Il était une fois en Amérique, un chant du cygne terrassant

La fin d’une trilogie sur l’Amérique de Sergio Leone. IL ETAIT UNE FOIS DANS L’OUEST précéda le sombre IL ETAIT UNE FOIS LA REVOLUTION qui précéda donc ce fameux IL ETAIT UNE FOIS EN AMERIQUE, grande désillusion de la vie, filmé par un être qui regarde dans le rétroviseur. Il n’aurait jamais pu faire ce film à 40 ans, disait le cinéaste. Probablement vrai.

Du grand art

Parallélisme, correspondances, tout est lié durant ces 3H41 de pure extase cinématographique. Tout est juste, tout est grandiose, les mouvements de caméra sont diablement beaux, maîtrisés à la perfection dans une scénographie qui donne le tournis. La première demi-heure, quasi muette, est une leçon de cinéma, de structuration de décor, de métaphores folles (les portes qui se ferment, s’ouvrent, le passé, le présent, la fin d’une vie). Et puis on embarque pour le road-trip américain, le mythe démystifié, la rudesse du décor alliée à l’épanouissement sexuel et sentimental d’un gosse, « Noodles », enfant sans parent (ou presque) dans la banlieue New-Yorkaise des années 20, celle des bandits et du quartier juif. Durant une heure, c’est sa rencontre avec Max, l’amitié violente de sa vie, et celle de son amour pour Deborah, la soeur d’un de ses potes, Moe, que Leone raconte avec une extraordinaire organisation temporelle. Et visuelle. Des regards, des illusions, la mort et l’amour mêlés, des gosses désirant une vie rêvée, voilés par les idéaux qu’ils rencontrent. Comment ne pas être terrassé par cette remarquable scène où le gamin mange le gâteau qu’il venait apporter à Peggy, une fille libre et sexuée ? Une représentation poignante d’une avancée trop primitive de la vie et une preuve des désillusions.

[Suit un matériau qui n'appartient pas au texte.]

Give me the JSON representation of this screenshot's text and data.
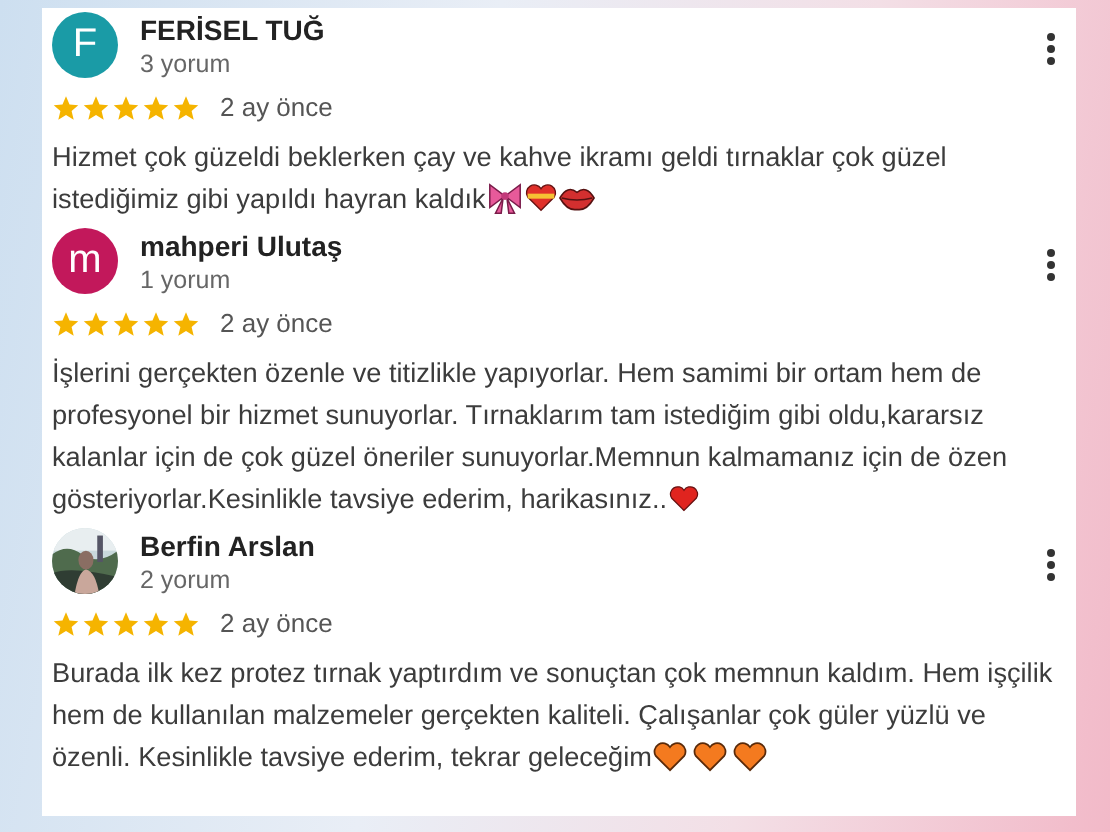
{
  "reviews": [
    {
      "name": "FERİSEL TUĞ",
      "count": "3 yorum",
      "avatar": {
        "kind": "letter",
        "letter": "F",
        "color": "#1a9ba6"
      },
      "stars": 5,
      "time": "2 ay önce",
      "text": "Hizmet çok güzeldi beklerken çay ve kahve ikramı geldi tırnaklar çok güzel istediğimiz gibi yapıldı hayran kaldık",
      "emojis": [
        {
          "kind": "bow"
        },
        {
          "kind": "heart-ribbon"
        },
        {
          "kind": "lips"
        }
      ]
    },
    {
      "name": "mahperi Ulutaş",
      "count": "1 yorum",
      "avatar": {
        "kind": "letter",
        "letter": "m",
        "color": "#c2185b"
      },
      "stars": 5,
      "time": "2 ay önce",
      "text": "İşlerini gerçekten özenle ve titizlikle yapıyorlar. Hem samimi bir ortam hem de profesyonel bir hizmet sunuyorlar. Tırnaklarım tam istediğim gibi oldu,kararsız kalanlar için de çok güzel öneriler sunuyorlar.Memnun kalmamanız için de özen gösteriyorlar.Kesinlikle tavsiye ederim, harikasınız..",
      "emojis": [
        {
          "kind": "red-heart"
        }
      ]
    },
    {
      "name": "Berfin Arslan",
      "count": "2 yorum",
      "stars": 5,
      "time": "2 ay önce",
      "text": "Burada ilk kez protez tırnak yaptırdım ve sonuçtan çok memnun kaldım. Hem işçilik hem de kullanılan malzemeler gerçekten kaliteli. Çalışanlar çok güler yüzlü ve özenli. Kesinlikle tavsiye ederim, tekrar geleceğim",
      "emojis": [
        {
          "kind": "orange-heart"
        },
        {
          "kind": "orange-heart"
        },
        {
          "kind": "orange-heart"
        }
      ]
    }
  ]
}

L’oeuvre ultime de Sergio Leone

Noodles et Max (Robert de Niro et James Woods), une relation qui traverse ces quatre heures de bobine mais qui, au final, est plutôt secondaire. Car comme tout grand film, le coeur de l’histoire c’est la relation amoureuse impossible entre Noodles et Deborah (Elizabeth McGovern). D’emblée, c’est voué à l’échec. Ils sont si

proches et pourtant si opposés, l’un rêvant de grandeur, l’autre d’une vie plus rangée. Malheureusement, lui ne peut pas l’obtenir, Max étant toujours dans les parages. Un trio qui se révèle fatal et un personnage qui vient régulièrement les interrompre. Jusque l’impensable, le malaise. Cette scène de viol qui modifie notre regard sur toute cette histoire et qui change drastiquement la deuxième partie du film. Notamment la séquence qui s’ensuit, formidable de suspense, de tension exacerbée.

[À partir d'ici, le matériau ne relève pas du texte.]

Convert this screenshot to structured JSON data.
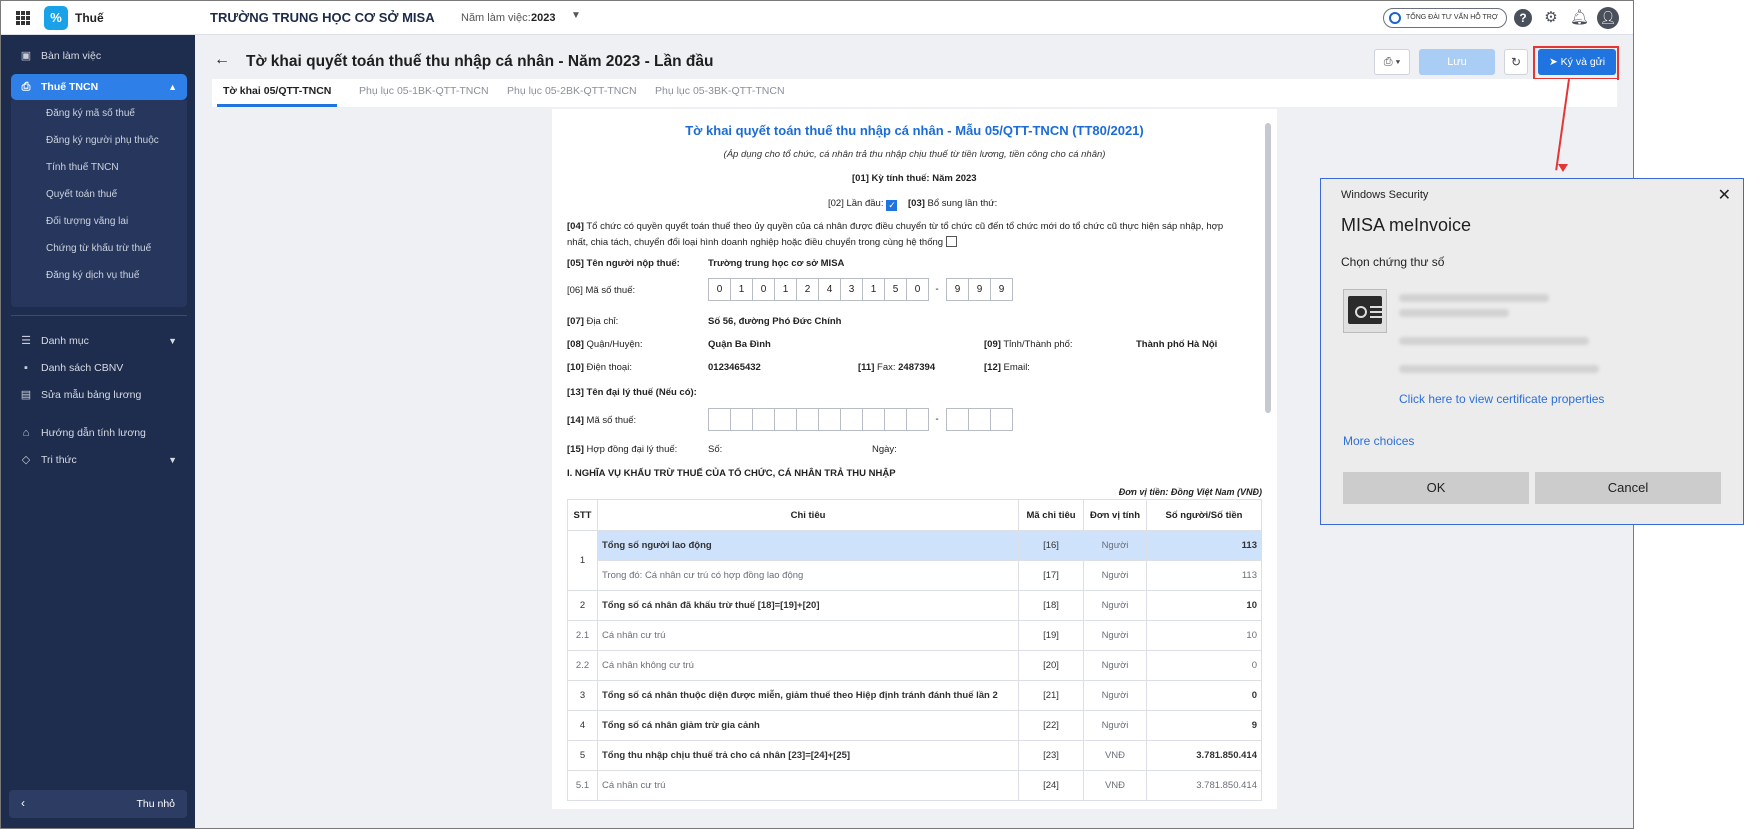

On aura beau chercher un défaut mais c’est peine perdue. La perfection est partout, dans sa reconstitution dantesque, en passant par des acteurs exceptionnels (De Niro évidemment mais aussi James Wood, Joe Pesci) et un scénario pointilleux sur tout (Leone a passé quinze ans à l’écrire !). Et puis, plus qu’une histoire fantasmée, c’est celle de l’Amérique qu’il conte, celle des années 20, de la prohibition puis celle plus industrielle des années 60-70. Il montre les grévistes, les ouvriers, la corruption qui pourrit un système dans son ensemble et résonne avec une force démente aujourd’hui. IL ETAIT UNE FOIS EN AMERIQUE c’est juste la pensée d’un homme qui ne comprend pas sa vie, qui préfère s’évaporer grâce à de l’opium que de rester les pieds sur Terre. C’est juste un chant du cygne dévorant, élevé par Ennio Morricone et ses notes si gracieuses.